Cynthia Ballenger also had high expectations of her students and did not label them as incapable of the best because of their ethnic background. Ballenger notes educational professionals labeled them as “wild”, having “no language”, and having “depressed mothers”. Instead, Ballenger viewed her Haitian students as responsive, intelligent children, with mothers who were perhaps homesick. Haycock in her article “Good Teaching Matters…
A Lot” provided evidence to indicate that poverty is no excuse for student failure. Haycock notes “that poor and minority youngsters will achieve at the same high levels as other students if they are taught at those levels” (126). Collins (Black Teachers on Teaching) felt that teachers did not expect him to be a successful student. Williams (Black Teachers on Teaching) expressed that while at Princeton she always felt she had to prove herself to faculty and to the white students, as she suspected they thought black students were intellectually inferior.

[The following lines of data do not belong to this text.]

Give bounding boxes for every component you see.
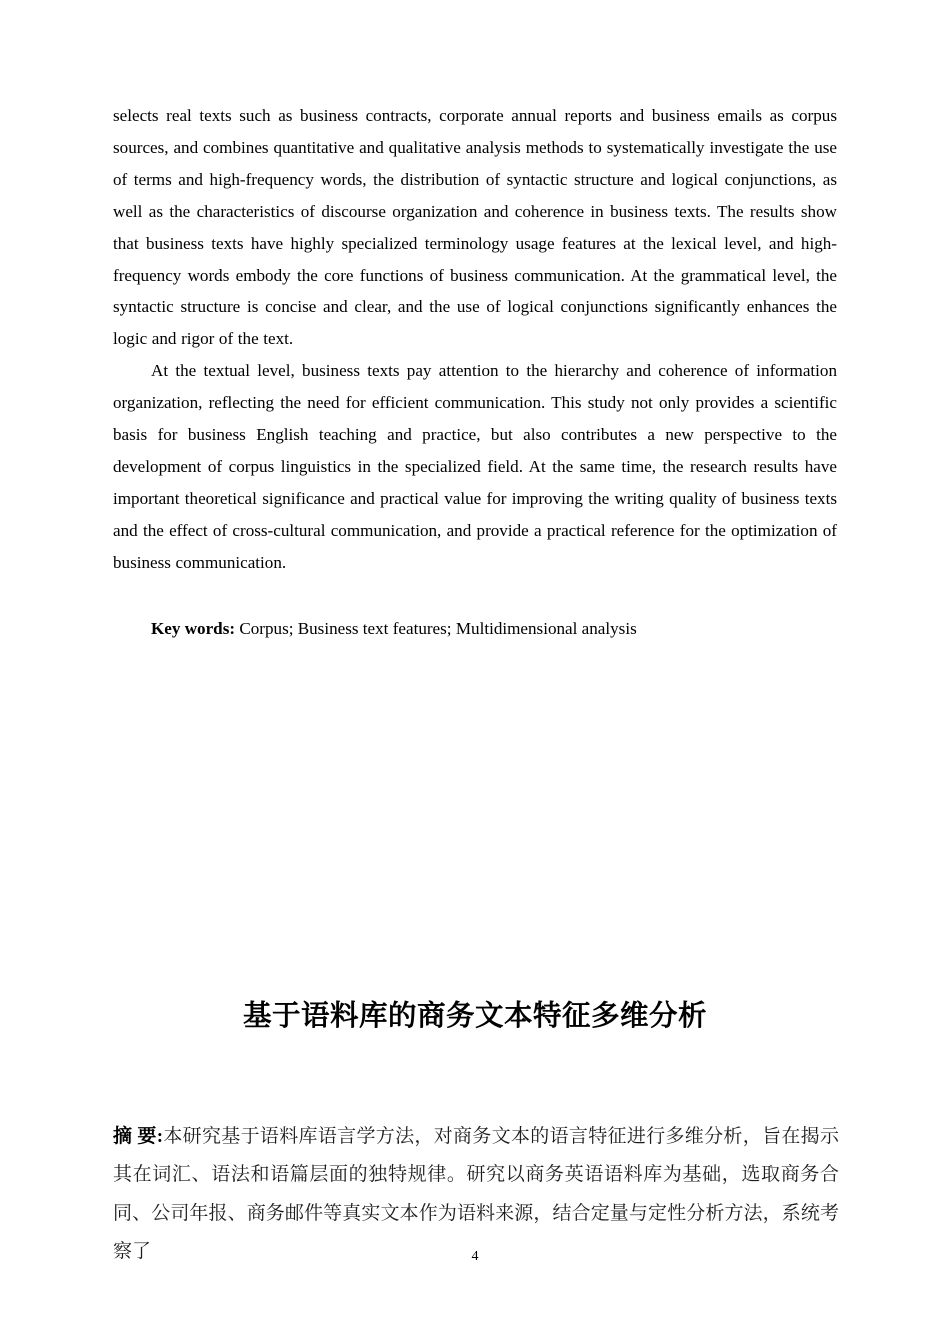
chinese-abstract-label: 摘 要:: [113, 1126, 164, 1147]
keywords-label: Key words:: [151, 619, 236, 638]
chinese-abstract-text: 本研究基于语料库语言学方法，对商务文本的语言特征进行多维分析，旨在揭示其在词汇、语法和语篇层面的独特规律。研究以商务英语语料库为基础，选取商务合同、公司年报、商务邮件等真实文本作为语料来源，结合定量与定性分析方法，系统考察了: [113, 1126, 839, 1263]
abstract-paragraph-1: selects real texts such as business contracts, corporate annual reports and business emails as corpus sources, and combines quantitative and qualitative analysis methods to systematically investigate the use of terms and high-frequency words, the distribution of syntactic structure and logical conjunctions, as well as the characteristics of discourse organization and coherence in business texts. The results show that business texts have highly specialized terminology usage features at the lexical level, and high-frequency words embody the core functions of business communication. At the grammatical level, the syntactic structure is concise and clear, and the use of logical conjunctions significantly enhances the logic and rigor of the text.: [113, 106, 837, 349]
keywords-line: [113, 613, 837, 645]
english-abstract-block: [113, 100, 837, 579]
keywords-value: Corpus; Business text features; Multidimensional analysis: [239, 619, 637, 638]
page-number: 4: [471, 1249, 479, 1264]
abstract-paragraph-2: At the textual level, business texts pay attention to the hierarchy and coherence of information organization, reflecting the need for efficient communication. This study not only provides a scientific basis for business English teaching and practice, but also contributes a new perspective to the development of corpus linguistics in the specialized field. At the same time, the research results have important theoretical significance and practical value for improving the writing quality of business texts and the effect of cross-cultural communication, and provide a practical reference for the optimization of business communication.: [113, 361, 837, 572]
chinese-title: 基于语料库的商务文本特征多维分析: [242, 1001, 707, 1032]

Williams noted she was overly concerned with teaching basic skills.
As Williams states “If the white middle-class students don’t know grammar, it is likely to be overlooked, but if poor black students make grammatical mistakes, more than likely it will be seen as a language deficiency or lack of native intelligence”(p.186). Anyon even exposed the historically held beliefs that students of higher social classes be exposed to legal, medical, or managerial knowledge, while those of the working classes be offered a more “practical” curriculum. Anyon noted a social stratification as identified through the curriculum of the schools she examined. Collins, Anyon, and Williams all point to the challenge to have high expectations of students and the positive results that come about from such.